Saturday, August 21, 2010


Currently I am in Campania and the sky is the never-changing cloudless blue that I became familiar with in Greece. A few weeks ago, though, it came as a shock to find that excavations sometimes actually have to deal with rain. Sure, I knew rain fell on British excavations and on Jamestown and stuff; but having never experienced it myself, it didn't seem like an archaeological reality. I was spoiled in Greece, where it stops raining in early June and then, well, that's it - no more moisture for the rest of the summer. The Mugello Valley, on the other hand, turned out to be wetter than I anticipated.

At first I was a the whole covering-the-trenches-with-tarps-at-night thingy. And then I found out why it was necessary.

Bailing out PC 40.

In the end, the tarps were not wholly effective and some trenches got a bit...damp. This was especially unfortunate for those students digging through a deep layer made up of dark, ashy soil. Which turned into a gruesome greyish-brown ooze. They ended up having to sift the mud by hand.
Robert of PC 41, covered in black slime.

A PC 41 bucket. Yuck.

Alas, my own PC 42 did not escape unscathed, either. Yet somehow my students were awesome enough to stay relatively clean despite it all.
PC 42's sparkling clean Jack and Cassie excavate a muddy rubble pit that turned out to be a robbing trench for yet another wall, removed and filled in during the Hellenistic period.

Thursday, August 12, 2010

Where's my motorino helmet?

The student diggers of Poggio Colla have no idea how lucky they are.

Why? Because they get a four-day weekend in the middle of a six-week season. This luxury is generally unheard of. But the best part, of course, is that since the students get a four-day weekend, so do the supervisors.

As much as I love the Mugello Valley and its greenery, I felt it was time to get out and to do something touristy and beachy. Thus I took off for a sunny holiday on the Tuscan island of Elba with Angela Trentecoste, the site zooarchaeologist (animal bone specialist).

Yes, that Elba.

Perhaps because I've gotten more elderly, it's been a while since I've had any haphazard Mediterranean adventures - my days of island hopping by myself in the Cyclades are nearly ten years past. But Elba and Angela provided plenty to make up for it. Such as:

Campeggio. We borrowed some camping gear (thanks, Phil!) and set up our little tent in the rather interesting Camping Aquaviva. This involved crushing a pillow over my head at night to keep out the blaring 'Macarena' and likewise crushing a pillow over my head to keep out the ear-plug defying pigeon cooing directly above our tent at 6am. (At least I could throw rocks at the pigeon).
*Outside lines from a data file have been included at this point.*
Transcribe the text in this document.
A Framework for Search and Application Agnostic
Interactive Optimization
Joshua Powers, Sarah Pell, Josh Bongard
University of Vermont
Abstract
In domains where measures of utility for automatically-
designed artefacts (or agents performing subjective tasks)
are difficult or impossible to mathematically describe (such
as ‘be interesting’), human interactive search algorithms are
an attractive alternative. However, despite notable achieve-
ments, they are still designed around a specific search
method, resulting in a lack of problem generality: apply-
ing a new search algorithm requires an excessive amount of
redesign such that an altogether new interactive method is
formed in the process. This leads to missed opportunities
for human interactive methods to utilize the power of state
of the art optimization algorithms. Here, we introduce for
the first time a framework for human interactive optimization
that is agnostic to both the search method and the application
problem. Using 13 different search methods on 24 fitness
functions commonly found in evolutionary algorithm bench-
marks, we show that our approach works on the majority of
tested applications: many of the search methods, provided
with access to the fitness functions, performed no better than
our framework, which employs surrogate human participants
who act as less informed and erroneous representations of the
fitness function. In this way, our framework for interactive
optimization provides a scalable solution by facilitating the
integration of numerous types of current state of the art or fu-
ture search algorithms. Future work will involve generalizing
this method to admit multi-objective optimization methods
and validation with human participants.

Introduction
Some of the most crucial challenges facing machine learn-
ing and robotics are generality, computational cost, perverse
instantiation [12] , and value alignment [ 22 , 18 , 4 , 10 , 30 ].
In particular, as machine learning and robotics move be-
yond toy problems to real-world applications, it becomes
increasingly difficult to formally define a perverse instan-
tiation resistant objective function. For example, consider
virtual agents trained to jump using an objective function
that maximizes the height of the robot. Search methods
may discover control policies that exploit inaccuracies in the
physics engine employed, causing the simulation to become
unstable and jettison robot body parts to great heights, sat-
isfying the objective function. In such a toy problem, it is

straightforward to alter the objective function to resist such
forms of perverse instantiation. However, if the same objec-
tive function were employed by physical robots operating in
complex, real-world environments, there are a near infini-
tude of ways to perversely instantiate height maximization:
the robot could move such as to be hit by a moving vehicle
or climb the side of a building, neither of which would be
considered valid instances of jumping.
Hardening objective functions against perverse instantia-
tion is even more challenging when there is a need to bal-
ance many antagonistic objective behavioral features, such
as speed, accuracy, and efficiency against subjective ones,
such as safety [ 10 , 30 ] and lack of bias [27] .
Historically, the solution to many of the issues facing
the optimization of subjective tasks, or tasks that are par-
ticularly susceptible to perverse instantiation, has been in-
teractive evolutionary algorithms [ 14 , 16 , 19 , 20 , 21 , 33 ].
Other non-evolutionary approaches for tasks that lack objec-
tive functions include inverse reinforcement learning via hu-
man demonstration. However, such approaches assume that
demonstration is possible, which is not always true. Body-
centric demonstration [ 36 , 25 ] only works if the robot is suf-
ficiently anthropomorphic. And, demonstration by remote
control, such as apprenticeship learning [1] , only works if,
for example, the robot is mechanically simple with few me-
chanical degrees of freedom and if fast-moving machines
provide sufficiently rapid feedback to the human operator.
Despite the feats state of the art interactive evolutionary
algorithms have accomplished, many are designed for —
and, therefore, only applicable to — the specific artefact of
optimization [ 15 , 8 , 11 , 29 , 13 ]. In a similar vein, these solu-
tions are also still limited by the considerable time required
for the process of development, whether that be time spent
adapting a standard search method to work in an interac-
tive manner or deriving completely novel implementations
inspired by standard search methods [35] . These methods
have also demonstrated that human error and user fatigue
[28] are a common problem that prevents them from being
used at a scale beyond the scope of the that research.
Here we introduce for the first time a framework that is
We rented a motorino and toured the north and west of the island. This involved various adventures such as driving on a windy cliffside road in the dark with no real headlamp and getting entirely lost in the steep cobbled medieval alleys of Portoferraio, until some nice angel of mercy led us out to freedom on her own motorino.

There was plenty of swimming to be had and I actually got to do some diving, something I'd not yet done in the Mediterranean. There was a decent bit of wildlife, to my surprise: eels, baracuda, octopus, manta ray, grouper, etc.

Don't think, of course, that it was all fun and games. I got the requisite share of antiquities in at medieval Marciana, perched on a hill, where we were able to visit sparse 13th-century chapels and the island's little archaeological museum.

Sure, this pottery doesn't look like much, but I've spent the summer obsessed with these bowls and their sharply outturned rims. Many of them rest on pedestal feet and have elaborate profiles, including the fancy one we found in our trench. They're called piatelli.

And somehow, by complete accident, every place we stopped to eat had drop-dead-benissimo food and gorgeous views.

Dinner and a view at the little harbour of Enfola.

I probably wouldn't recommend Elba to visitors since it was a tourist mecca more than anything else, but for a four-day escape from the Mugello, it perfectly hit the spot.